We were able to watch the process as Alessandro explained it, then they set up a breakfast next to a vineyard and served us two versions of aged Parmigiano, along with sparkling Lambrusco, salami, mortadella, pizza, foccaccia, and finished off with Italian pastries!!














From there, off to the Balsamic vinegar producer, Acetaia Villa San Donnino, where Alessandro again explained enthusiastically how the product is made, and why the DOP designation is so important. And, of course, again there were tastings of the various balsamic products, including the 12 year-old and 25 year-old versions.

(For more details of the Balsamic-making process, see my post Sweet-Tart, I Love You.)





We went from vinegar to Prosciuttificio Nini Gianfranco (where Alessandro was very solicitous (in a very funny way) of the sensibilities of the vegetarian in the group). Again, he explained in great deal about how it’s made and how to tell the real deal (again, DOP). And again we had a tasting (LOTS of prosciutto, plus a still version of Lambrusco).

(For more details on prosciutto-making, see my post All Pigs Are Not Created Equal.)

Once we were done sampling “pig legs” as Alessandro kept calling the prosciutto, we headed off to lunch!! To what Alessandro kept calling a “light” lunch (using air quotes). The lunch was at Corte d’Aibo, an organic winery where we sat on the porch to a multi-course, multi-hour, real-deal Italian family meal. And a group of 20-some strangers became a family. We laughed, talked, shared travel stories, and had a great time.

We also had 3 pasta courses (including one with truffles), a green salad, guinea fowl and mushrooms, then desserts (two-tone panna cotta, brownies, and some type of polenta cookie. All accompanied by Pignoletto frizzante (the local sparkling white wine), then two reds, and finished off with espresso.

One thing that struck me throughout the day was Alessandro’s repeating of “you are what you eat”, and the fact that the traditional methods of making these foods emphasized purity and simplicity. I don’t think any of the products had more than four ingredients, and in most cases the ingredients needed to come from known, local sources to qualify for the quality designations.

And in all three cases, the key ingredients of the production are time… and passion. Producing Balsamic vinegar in the traditional way, for example, takes at least 12 years, and earns something like 40 Euro per year from a single “batteria” or barrel set of descending sizes. Clearly this is not a “get rich quick” enterprise!
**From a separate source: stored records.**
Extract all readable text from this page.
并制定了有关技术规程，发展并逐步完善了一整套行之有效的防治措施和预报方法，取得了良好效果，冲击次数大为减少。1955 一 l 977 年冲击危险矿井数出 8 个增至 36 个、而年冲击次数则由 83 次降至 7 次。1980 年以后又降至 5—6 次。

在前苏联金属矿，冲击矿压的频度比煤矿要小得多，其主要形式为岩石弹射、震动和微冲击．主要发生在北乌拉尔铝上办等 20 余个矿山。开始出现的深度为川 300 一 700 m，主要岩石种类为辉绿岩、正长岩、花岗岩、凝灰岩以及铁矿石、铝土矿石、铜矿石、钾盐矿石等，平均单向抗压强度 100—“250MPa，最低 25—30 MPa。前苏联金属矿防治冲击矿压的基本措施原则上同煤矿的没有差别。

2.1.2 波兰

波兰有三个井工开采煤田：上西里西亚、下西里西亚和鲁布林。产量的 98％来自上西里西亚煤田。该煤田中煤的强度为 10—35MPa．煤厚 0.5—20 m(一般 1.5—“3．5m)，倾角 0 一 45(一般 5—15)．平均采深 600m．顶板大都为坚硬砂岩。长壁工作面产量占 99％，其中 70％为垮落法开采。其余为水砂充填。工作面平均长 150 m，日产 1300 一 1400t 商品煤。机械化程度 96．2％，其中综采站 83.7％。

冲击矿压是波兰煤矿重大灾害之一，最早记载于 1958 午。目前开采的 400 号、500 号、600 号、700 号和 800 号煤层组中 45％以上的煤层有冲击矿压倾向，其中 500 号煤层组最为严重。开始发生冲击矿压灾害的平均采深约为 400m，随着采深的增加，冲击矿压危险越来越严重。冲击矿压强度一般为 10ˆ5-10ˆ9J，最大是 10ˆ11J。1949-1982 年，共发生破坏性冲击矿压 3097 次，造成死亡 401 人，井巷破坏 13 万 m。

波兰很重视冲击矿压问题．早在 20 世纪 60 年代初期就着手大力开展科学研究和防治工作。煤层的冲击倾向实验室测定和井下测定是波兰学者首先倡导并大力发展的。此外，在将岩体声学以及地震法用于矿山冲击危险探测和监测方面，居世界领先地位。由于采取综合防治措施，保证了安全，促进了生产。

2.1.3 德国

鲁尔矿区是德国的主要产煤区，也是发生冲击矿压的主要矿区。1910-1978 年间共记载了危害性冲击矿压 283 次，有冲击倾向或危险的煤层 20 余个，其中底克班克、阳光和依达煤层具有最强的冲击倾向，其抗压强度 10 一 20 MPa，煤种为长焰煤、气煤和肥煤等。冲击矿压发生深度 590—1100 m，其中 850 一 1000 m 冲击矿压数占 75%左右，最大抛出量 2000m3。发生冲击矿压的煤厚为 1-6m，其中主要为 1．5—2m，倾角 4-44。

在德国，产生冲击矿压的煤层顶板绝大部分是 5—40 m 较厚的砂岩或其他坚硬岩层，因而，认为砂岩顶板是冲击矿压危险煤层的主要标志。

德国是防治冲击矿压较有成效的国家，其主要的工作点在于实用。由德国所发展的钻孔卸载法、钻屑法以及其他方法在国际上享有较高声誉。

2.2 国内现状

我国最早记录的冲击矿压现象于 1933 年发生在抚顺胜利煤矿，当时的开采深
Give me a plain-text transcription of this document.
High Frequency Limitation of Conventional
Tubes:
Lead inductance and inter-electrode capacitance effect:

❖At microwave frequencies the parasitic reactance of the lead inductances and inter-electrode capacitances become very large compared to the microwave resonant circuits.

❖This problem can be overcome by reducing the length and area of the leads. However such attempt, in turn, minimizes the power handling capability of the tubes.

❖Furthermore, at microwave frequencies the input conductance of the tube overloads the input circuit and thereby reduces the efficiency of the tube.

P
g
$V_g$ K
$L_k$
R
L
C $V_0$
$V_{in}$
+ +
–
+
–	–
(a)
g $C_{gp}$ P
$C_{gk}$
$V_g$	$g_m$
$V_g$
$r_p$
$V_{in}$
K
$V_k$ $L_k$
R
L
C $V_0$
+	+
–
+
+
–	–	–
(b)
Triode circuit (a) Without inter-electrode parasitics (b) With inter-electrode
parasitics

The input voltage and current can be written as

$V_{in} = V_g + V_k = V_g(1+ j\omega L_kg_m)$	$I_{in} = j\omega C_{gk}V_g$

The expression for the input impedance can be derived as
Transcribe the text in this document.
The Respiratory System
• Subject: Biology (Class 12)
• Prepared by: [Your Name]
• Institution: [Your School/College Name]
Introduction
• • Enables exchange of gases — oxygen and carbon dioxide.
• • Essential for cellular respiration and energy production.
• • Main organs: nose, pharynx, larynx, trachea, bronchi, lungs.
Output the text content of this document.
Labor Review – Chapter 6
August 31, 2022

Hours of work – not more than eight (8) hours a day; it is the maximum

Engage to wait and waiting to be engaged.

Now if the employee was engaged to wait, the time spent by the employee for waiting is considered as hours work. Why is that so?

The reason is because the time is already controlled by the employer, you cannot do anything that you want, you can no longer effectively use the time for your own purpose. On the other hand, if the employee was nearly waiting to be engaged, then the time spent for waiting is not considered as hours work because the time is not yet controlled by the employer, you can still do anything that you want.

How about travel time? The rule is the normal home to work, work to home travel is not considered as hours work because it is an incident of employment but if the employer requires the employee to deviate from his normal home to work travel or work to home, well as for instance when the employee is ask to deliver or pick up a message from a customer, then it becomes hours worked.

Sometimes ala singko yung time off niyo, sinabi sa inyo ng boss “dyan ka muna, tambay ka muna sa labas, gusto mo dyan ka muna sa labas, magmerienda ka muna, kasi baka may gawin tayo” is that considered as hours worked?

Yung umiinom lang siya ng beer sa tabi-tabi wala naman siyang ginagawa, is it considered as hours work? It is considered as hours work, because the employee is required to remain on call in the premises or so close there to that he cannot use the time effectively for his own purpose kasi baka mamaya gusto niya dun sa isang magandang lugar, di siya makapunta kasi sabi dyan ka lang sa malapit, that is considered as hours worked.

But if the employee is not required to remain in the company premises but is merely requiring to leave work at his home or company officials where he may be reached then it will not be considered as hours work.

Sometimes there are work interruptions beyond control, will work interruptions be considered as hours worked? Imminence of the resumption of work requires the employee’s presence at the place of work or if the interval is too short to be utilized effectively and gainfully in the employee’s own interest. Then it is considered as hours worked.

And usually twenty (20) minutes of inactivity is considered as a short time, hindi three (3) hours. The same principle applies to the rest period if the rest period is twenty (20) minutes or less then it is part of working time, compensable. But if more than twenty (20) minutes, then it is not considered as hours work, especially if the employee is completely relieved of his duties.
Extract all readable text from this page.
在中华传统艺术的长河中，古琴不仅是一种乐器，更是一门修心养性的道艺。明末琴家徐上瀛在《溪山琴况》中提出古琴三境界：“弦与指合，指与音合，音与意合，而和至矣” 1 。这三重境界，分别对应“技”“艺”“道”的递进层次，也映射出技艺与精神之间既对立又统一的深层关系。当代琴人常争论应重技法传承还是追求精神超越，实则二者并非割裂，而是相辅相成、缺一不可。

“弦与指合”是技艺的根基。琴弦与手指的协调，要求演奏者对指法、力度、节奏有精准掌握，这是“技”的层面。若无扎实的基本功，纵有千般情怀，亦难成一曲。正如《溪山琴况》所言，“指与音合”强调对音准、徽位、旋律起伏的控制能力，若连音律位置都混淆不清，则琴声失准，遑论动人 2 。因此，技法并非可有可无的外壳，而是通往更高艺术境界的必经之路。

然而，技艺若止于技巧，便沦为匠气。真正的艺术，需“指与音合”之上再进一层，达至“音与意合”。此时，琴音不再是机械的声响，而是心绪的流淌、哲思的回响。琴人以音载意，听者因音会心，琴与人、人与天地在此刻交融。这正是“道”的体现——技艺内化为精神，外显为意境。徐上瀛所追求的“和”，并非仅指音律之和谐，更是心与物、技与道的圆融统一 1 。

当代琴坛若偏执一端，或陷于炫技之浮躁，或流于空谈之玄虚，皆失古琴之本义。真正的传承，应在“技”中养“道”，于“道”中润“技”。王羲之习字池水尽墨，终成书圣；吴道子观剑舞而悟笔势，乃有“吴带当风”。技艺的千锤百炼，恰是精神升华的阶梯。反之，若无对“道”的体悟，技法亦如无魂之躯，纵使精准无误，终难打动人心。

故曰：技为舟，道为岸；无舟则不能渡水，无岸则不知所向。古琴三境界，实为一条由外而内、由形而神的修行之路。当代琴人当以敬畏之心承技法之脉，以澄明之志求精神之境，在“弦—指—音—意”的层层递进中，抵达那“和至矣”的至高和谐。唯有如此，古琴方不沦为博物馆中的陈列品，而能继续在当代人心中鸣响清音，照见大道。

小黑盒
This is the very definition of “slow food” — not food that you eat slowly, as opposed to fast food, but food that is produced slowly, as opposed to fast food. And food that is enjoyed slowly, as opposed to fast food.

After three hours, we were all literally groaning when we rose from the table to return to Bologna. We felt like we had earned for ourselves one of Bologna’s nicknames, “la grassa” (the fat one)… but if we were now fat, we were also certainly happy!